The entire “Athens Riviera” is awesome and filled with beach “clubs.” For a small entrance fee, you get a chaise lounge, and a beach server that will bring you food and drinks. There’s usually a bar and a restaurant, too, but why move off your perfectly good lounge chair? The sandy beaches are clean, and the water is crystal clear and warm. My favorite is “Nalu,” a short tram ride away.
Where is your favorite day-trip getaway (non-beach/island)?
There are a few, for which I rent a car (no need to own one… just rent when you need it). One great trip is just to follow the coast to Sounion and see Vouliagmeni along the way. Another is Lake Vouliagmeni, where you’ll find hot springs (and a great spa). I also like to take a jaunt up to Loutraki. Not only is there a great seaside strip filled with restaurants and shops, but there’s also a casino that’s a lot of fun.
Favorite coffee/hang-out spot?
It’s a tie between Edem and my balcony, which is a getaway spot unto itself.
Favorite museum in Athens?
There are SO many great museums in Athens, and I love how Athens embraces artists, both established and new. There’s a thriving art culture here that is palpable. That said, my favorite museum is the Acropolis Museum, and for tourists visiting the Acropolis, I recommend they visit the museum first. It’s a beautifully done reconstruction of the life and history of Athens, throughout its conquerors and victories, and it gives a great perspective going to see the actual structures “live.”

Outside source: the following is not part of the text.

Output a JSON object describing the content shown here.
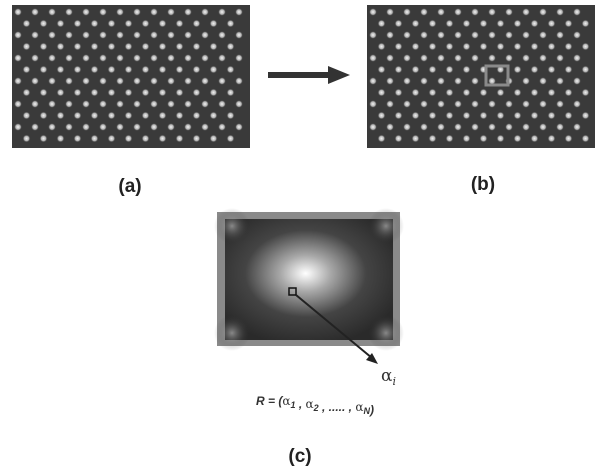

The graffiti — love it or hate it?
Graffiti, when done by an artist, can be masterful. That’s not the case with much (not all) of the graffiti in Athens, most of which seems to be attempting to go “gangsta.” Seeing the beautiful neoclassical buildings defaced horrifies me. And the random “tagging” all around the city and its surrounding areas is awful. Maybe Athens could create a separate graffiti art space? But, then again, that probably defeats the purpose of the graffiti-ist.

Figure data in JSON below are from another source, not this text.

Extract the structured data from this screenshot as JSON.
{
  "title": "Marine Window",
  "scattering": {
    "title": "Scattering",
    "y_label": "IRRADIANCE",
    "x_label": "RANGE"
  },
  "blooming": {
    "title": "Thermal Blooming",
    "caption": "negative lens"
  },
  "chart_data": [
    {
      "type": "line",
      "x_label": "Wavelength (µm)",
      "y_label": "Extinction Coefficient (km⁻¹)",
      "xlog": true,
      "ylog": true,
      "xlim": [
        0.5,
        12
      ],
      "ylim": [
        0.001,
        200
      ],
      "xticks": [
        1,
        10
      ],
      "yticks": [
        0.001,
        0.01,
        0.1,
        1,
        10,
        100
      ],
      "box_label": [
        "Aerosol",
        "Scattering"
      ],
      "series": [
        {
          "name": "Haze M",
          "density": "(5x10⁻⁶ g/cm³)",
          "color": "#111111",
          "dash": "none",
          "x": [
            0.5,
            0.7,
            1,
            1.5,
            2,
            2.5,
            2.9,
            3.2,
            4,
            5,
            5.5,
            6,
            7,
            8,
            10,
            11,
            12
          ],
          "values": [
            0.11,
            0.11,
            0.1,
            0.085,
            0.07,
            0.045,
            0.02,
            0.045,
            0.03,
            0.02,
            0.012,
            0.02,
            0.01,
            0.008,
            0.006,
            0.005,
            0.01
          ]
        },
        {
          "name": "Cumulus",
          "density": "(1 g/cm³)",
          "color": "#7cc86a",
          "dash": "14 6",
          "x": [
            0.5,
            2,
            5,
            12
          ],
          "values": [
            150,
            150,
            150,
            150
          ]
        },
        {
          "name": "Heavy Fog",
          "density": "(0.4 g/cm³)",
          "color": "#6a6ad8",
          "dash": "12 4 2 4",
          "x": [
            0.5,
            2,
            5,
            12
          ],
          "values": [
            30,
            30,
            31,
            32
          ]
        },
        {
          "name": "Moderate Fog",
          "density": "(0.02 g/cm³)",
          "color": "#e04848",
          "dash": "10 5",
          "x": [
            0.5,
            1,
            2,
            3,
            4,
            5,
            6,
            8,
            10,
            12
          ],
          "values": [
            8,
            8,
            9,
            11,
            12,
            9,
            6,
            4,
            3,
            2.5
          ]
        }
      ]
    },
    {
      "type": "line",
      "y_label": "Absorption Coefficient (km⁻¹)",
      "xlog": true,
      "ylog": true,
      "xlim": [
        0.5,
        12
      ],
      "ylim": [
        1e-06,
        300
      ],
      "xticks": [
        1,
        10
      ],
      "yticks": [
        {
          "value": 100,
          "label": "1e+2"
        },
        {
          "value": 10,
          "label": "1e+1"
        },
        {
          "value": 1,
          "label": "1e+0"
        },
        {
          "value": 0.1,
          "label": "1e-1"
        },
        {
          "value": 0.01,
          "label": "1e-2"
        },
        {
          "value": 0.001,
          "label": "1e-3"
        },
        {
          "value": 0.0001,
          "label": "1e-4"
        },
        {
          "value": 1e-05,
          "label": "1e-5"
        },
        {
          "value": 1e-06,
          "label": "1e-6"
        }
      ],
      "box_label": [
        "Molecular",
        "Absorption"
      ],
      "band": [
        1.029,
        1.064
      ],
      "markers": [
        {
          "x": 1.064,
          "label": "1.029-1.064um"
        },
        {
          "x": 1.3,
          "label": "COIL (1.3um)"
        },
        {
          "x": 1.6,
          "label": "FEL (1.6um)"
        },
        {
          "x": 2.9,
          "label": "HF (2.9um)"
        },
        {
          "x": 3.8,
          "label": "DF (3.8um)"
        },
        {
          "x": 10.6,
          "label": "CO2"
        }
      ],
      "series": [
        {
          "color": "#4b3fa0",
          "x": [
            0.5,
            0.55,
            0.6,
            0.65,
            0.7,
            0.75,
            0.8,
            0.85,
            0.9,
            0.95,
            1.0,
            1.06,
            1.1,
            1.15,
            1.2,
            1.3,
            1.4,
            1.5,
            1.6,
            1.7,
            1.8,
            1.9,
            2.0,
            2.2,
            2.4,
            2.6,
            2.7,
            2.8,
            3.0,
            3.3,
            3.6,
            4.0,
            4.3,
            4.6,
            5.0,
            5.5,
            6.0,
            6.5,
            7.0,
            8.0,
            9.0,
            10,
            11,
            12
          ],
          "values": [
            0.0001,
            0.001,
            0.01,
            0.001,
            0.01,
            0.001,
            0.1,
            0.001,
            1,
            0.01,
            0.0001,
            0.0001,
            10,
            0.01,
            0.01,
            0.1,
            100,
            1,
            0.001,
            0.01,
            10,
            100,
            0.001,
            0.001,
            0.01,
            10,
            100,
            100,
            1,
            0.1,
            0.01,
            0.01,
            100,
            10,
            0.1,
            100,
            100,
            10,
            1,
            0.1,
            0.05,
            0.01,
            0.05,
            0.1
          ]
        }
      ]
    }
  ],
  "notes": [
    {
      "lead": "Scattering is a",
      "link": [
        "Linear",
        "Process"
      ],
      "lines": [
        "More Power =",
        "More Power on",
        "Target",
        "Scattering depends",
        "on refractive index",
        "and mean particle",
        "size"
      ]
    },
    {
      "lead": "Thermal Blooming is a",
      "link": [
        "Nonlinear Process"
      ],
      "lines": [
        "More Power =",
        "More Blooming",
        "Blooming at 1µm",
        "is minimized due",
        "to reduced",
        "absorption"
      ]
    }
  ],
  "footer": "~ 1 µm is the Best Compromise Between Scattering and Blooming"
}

What’s your best Greek taxi driver story?
A driver who regaled the story of his wedding on Cape Cod, in Massachusetts. I knew exactly where he was, where he went. I felt like I had attended the wedding myself! I have had so many great conversations with taxi drivers in Greece! It’s hard to measure. (For Americans: Uber works here, too!)
Have your Greek language skills improved (for non-native speakers)?
Yes! (I think.) Since I first came here in the ’90s, speaking absolutely no Greek, I made a concerted effort to speak the language. I have taken classes at The Athens Center and strive to learn a new word every day. It’s difficult to speak with anyone in a “deep conversation” kind of way, and it’s a hard language to learn. I speak fluent “butcher,” “grocer,” “laiki,” “periptero,” and can get around in taxis. Greeks are very kind when it comes to this and will patiently help you. Let’s put it this way: I speak a lot more Greek than a lot of the expats I know. And I keep trying, every day. It’s a sign of respect, even if imperfect, to my adopted country, and people appreciate the effort.
What’s your favorite Greek word or phrase?
Filotimo (φιλότιμο) – it’s not so much a word as it is an approach to people and to life. There is no literal translation for it, but it’s a word of hospitality, of kindness to strangers and others, of doing good, and of always being your best self when it comes to your treatment of others. More than a word, it’s a virtue. If there’s one export from Greece that should be imported across the globe, it should be φιλότιμο.